Even if the amendment does pass (and it will be close, with 45% of Mississippi voters supporting the measure, 44% opposing it, and 11% undecided) it will face almost immediate legal challenge, likely ending in front of the Supreme Court.
In Irin Carmon’s excellent Personhood expose for Salon, Cristin Hemmins, an outspoken anti-Initiative 26 activist, who survived a horrifying rape and carjacking in her twenties that left her unable to physically or emotionally have children for many years, details her efforts to contact Johnny Dupree’s office and voice her outrage over his support of the amendment.
She says that she’d gotten a call from Dupree only after repeatedly contacting his office.
“Dupree reiterated that he opposes abortion but thought there should be some provisions for rape and incest victims. Moreover, he said, his daughter had had an ectopic pregnancy and eventually had a child through IVF, both situations potentially impacted by Personhood.

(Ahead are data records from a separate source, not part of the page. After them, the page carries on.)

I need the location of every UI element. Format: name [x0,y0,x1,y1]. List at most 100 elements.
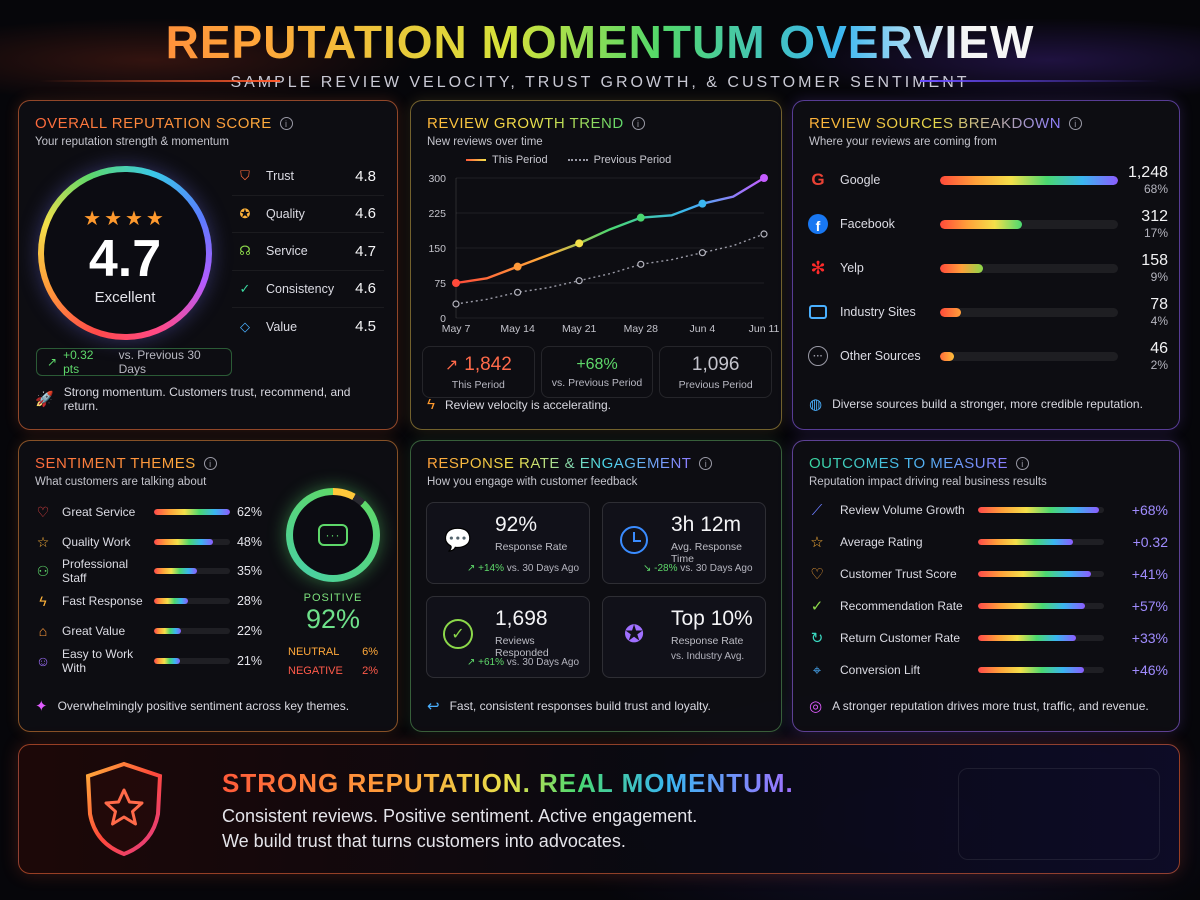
card-subtitle: What customers are talking about [35,476,207,488]
card-footer: 🚀 Strong momentum. Customers trust, reco… [35,385,381,413]
outcome-bar [978,539,1073,545]
info-icon[interactable]: i [279,117,293,130]
negative-row: NEGATIVE 2% [288,665,378,677]
engagement-tile-industry-rank: ✪ Top 10% Response Rate vs. Industry Avg… [602,596,766,678]
score-metric-list: ⛉ Trust 4.8 ✪ Quality 4.6 ☊ Service 4.7 … [232,158,384,346]
score-delta-badge: ↗ +0.32 pts vs. Previous 30 Days [36,348,232,376]
engagement-card: RESPONSE RATE & ENGAGEMENT i How you eng… [410,440,782,732]
check-circle-icon: ✓ [810,598,824,615]
legend-current: This Period [466,154,548,166]
overall-score-value: 4.7 [88,230,162,288]
page-header: REPUTATION MOMENTUM OVERVIEW SAMPLE REVI… [0,14,1200,92]
metric-row-trust: ⛉ Trust 4.8 [232,158,384,196]
source-name: Industry Sites [840,305,916,319]
star-rating: ★★★★ [83,208,167,230]
outcome-row: ☆ Average Rating +0.32 [806,526,1168,558]
stat-growth: +68% vs. Previous Period [540,346,654,398]
theme-bar [154,568,197,574]
stat-this-period: ↗ 1,842 This Period [422,346,535,398]
previous-period-point [575,277,583,285]
tile-label: Response Rate [671,635,744,647]
score-label: Excellent [94,289,156,306]
lightning-icon: ϟ [39,593,47,609]
outcome-row: ✓ Recommendation Rate +57% [806,590,1168,622]
rocket-icon: 🚀 [35,391,54,408]
theme-row: ♡ Great Service 62% [34,497,262,527]
this-period-point [575,239,584,248]
info-icon[interactable]: i [203,457,217,470]
metric-name: Service [266,244,308,259]
tag-icon: ⌂ [38,623,48,639]
tile-value: 3h 12m [671,513,742,536]
source-pct: 68% [1143,182,1168,196]
banner-line-2: We build trust that turns customers into… [222,831,626,851]
theme-bar [154,509,230,515]
info-icon[interactable]: i [631,117,645,130]
card-title: REVIEW GROWTH TREND [427,115,624,132]
yelp-icon: ✻ [810,257,826,278]
source-bar [940,219,1022,229]
shield-star-icon [85,761,163,857]
card-footer: ◎ A stronger reputation drives more trus… [809,697,1163,715]
tile-delta-text: vs. 30 Days Ago [506,657,580,668]
tile-label: Avg. Response Time [671,541,743,565]
engagement-tile-reviews-responded: ✓ 1,698 Reviews Responded ↗ +61% vs. 30 … [426,596,590,678]
card-title: SENTIMENT THEMES [35,455,196,472]
info-icon[interactable]: i [1015,457,1029,470]
source-row-other: ··· Other Sources 46 2% [806,338,1168,374]
source-count: 312 [1141,208,1168,225]
this-period-point [636,213,645,222]
previous-period-point [760,230,768,238]
page-subtitle: SAMPLE REVIEW VELOCITY, TRUST GROWTH, & … [230,74,970,91]
info-icon[interactable]: i [1069,117,1083,130]
neutral-value: 6% [362,646,378,658]
y-tick-label: 0 [440,313,446,325]
metric-row-quality: ✪ Quality 4.6 [232,196,384,233]
positive-value: 92% [305,604,361,634]
x-tick-label: May 21 [562,323,597,335]
footer-text: Diverse sources build a stronger, more c… [832,397,1143,411]
tile-delta-text: vs. Industry Avg. [671,651,745,662]
card-footer: ϟ Review velocity is accelerating. [427,396,765,413]
previous-period-line [455,233,765,305]
tile-delta: ↘ -28% [643,563,678,574]
review-growth-chart: 0 75 150 225 300 May 7 May 14 May 21 May 28 Jun 4… [428,173,779,335]
lightning-icon: ϟ [427,396,435,413]
card-footer: ◍ Diverse sources build a stronger, more… [809,395,1163,413]
source-row-google: G Google 1,248 68% [806,162,1168,198]
theme-name: Fast Response [62,594,143,608]
page-title: REPUTATION MOMENTUM OVERVIEW [0,14,1200,70]
previous-period-point [513,288,522,296]
source-bar [940,351,955,361]
negative-label: NEGATIVE [288,665,343,677]
growth-stats: ↗ 1,842 This Period +68% vs. Previous Per… [422,346,773,398]
trend-up-icon: ↗ [47,355,58,369]
theme-name: Easy to Work With [62,647,134,675]
info-icon[interactable]: i [699,457,713,470]
metric-row-value: ◇ Value 4.5 [232,308,384,346]
theme-value: 22% [236,624,262,638]
engagement-tile-response-time: 3h 12m Avg. Response Time ↘ -28% vs. 30 … [602,502,766,584]
tile-value: 1,698 [495,607,548,630]
outcomes-card: OUTCOMES TO MEASURE i Reputation impact … [792,440,1180,732]
facebook-icon: f [806,212,830,236]
theme-bar [154,598,189,604]
metric-row-service: ☊ Service 4.7 [232,233,384,271]
target-icon: ◎ [809,698,823,715]
delta-text: vs. Previous 30 Days [118,348,201,376]
card-subtitle: New reviews over time [427,136,543,148]
outcome-bar [978,571,1092,577]
y-tick-label: 150 [428,243,446,255]
outcome-bar [978,603,1086,609]
card-title: RESPONSE RATE & ENGAGEMENT [427,455,692,472]
neutral-label: NEUTRAL [288,646,340,658]
source-pct: 9% [1150,270,1168,284]
legend-previous: Previous Period [567,154,671,166]
star-icon: ☆ [810,534,824,551]
smile-icon: ☺ [35,653,51,669]
sentiment-ring: ··· [286,488,380,582]
metric-name: Consistency [266,281,335,296]
theme-value: 28% [236,594,262,608]
this-period-point [760,174,768,182]
source-bar [940,263,983,273]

‘I said, ‘I don’t understand, if you’re for all these things … why are you voting yes?’
Hemmins recalled. [Dupree] said, ‘I’m starting to see that there are issues … I’ve said I’m going to vote yes and it’s too late to go back on it now. It’d destroy me politically.’”
Later, she notes, “All of the nation and people around the world are waiting to see how we vote … and whether Mississippi is going to reinforce all the negative stereotypes that most people have of our state. Are we going to vote against our interests again? Are we going to be the backwards idiots they think we are? I really think we’re going to prove them wrong.”
Let’s hope.
UPDATE: The AP is reporting that voters have rejected the Personhood amendment by 58% to 42%. More on this to come.